Калеб первым заметил, что папа перестал заикаться. Он ничего не сказал, но эта перемена показалась ему любопытной, очень странной, однако еще не вызывала тревогу. Сын уже привык к тому, как отец растягивал слоги, называл его Какалеб вместо Калеб. Вообще говоря, мальчика не особенно раздражала вонючая приставка к имени, гораздо больше его волновало, что папа уже не заикается, произнося «Калеб», вот так, просто и ясно, не добавляя дурнопахнущей приставки, которую он уже воспринимал как часть своей личности.
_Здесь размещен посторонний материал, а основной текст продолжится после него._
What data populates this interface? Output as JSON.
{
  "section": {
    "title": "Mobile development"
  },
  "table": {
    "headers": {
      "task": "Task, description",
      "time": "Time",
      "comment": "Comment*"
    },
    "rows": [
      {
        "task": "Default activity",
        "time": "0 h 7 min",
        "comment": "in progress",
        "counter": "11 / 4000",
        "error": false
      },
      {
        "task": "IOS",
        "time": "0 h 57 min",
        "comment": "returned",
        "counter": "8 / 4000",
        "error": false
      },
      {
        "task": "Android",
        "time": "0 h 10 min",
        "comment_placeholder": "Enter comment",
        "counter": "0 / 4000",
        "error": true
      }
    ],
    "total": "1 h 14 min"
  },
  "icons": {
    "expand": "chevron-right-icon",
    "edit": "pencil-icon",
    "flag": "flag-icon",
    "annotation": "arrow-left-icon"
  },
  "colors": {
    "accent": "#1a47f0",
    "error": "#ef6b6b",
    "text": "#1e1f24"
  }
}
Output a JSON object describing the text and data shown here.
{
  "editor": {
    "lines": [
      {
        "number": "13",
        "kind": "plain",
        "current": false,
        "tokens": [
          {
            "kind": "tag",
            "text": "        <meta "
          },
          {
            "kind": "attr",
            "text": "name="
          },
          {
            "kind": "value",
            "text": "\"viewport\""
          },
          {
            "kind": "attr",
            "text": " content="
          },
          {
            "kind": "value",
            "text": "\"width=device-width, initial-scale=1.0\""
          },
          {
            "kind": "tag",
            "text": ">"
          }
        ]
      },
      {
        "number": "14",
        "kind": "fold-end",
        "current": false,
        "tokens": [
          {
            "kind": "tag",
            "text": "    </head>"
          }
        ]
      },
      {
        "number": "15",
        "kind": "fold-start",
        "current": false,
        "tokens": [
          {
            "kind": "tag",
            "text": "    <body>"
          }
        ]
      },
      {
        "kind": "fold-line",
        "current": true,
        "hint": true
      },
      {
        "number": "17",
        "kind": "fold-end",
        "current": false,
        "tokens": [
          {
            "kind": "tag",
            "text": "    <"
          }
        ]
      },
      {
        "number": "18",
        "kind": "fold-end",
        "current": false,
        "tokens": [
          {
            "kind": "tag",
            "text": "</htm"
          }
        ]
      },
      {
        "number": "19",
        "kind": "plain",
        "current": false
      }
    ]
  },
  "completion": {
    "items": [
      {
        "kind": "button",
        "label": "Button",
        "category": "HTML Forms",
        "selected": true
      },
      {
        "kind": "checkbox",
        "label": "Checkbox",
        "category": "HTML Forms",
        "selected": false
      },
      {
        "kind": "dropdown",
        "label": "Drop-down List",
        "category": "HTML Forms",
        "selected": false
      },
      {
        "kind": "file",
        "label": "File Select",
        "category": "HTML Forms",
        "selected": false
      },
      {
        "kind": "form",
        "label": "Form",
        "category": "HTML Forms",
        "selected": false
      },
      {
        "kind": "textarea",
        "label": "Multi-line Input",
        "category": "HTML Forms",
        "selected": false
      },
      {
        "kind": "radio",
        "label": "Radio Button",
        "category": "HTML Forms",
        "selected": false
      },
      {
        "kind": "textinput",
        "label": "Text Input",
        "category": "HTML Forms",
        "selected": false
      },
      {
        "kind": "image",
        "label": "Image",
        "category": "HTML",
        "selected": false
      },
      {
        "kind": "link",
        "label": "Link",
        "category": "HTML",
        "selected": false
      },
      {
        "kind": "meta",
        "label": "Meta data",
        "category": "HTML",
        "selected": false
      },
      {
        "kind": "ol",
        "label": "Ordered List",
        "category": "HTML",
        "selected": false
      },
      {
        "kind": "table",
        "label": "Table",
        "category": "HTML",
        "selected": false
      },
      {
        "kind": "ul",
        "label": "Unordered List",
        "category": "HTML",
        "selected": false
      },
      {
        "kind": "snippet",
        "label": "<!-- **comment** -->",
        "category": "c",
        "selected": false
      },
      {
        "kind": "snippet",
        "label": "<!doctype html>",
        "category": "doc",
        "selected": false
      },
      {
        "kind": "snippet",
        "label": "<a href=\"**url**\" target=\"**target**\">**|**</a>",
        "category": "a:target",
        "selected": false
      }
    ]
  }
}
Несмотря на все это, мальчик не чувствовал себя несчастным. Жара палила как прежде, ну, может, только ощущалась несколько сильнее из-за того, что они сидели взаперти, за закрытыми дверями и с заделанными известью и клеем окнами, в которые мог выглядывать только отец. Калеба немного раздражало, что у него не получалось собрать пазл, но он не сильно переживал по этому поводу, так как папа уже нашел объяснение вони, что поднималась со всех сторон. Калеб был спокоен: соседские мешки с дерьмом образовали воображаемый полигон отходов в голове отца и теперь служили удобрением для его мыслей и подозрений.
Если кто и злился, так это Касандра. Только тот, у кого есть старшая сестра, по-настоящему способен понять, что чувствовал Калеб. Она сидела взаперти в своей комнате, лишь иногда спускаясь в гостиную в нижнем белье — в трусиках танга красного, фиолетового, зеленого цветов. Калеб с усмешкой смотрел на тощие ноги Касандры и тут же задавался вопросом, а были ли ноги Тунис такими же — худенькими, как у фламинго. И тогда красные трусики Касандры превращались в красные трусики Тунис, — интересно, она носила такие же или предпочитала еще более узкие, ей нравилось цветное белье или только черное и белое? Крики отца перемежались воплями Касандры, и Калеб прерывал свои мечты о Тунис — как можно думать о ней при таком шуме?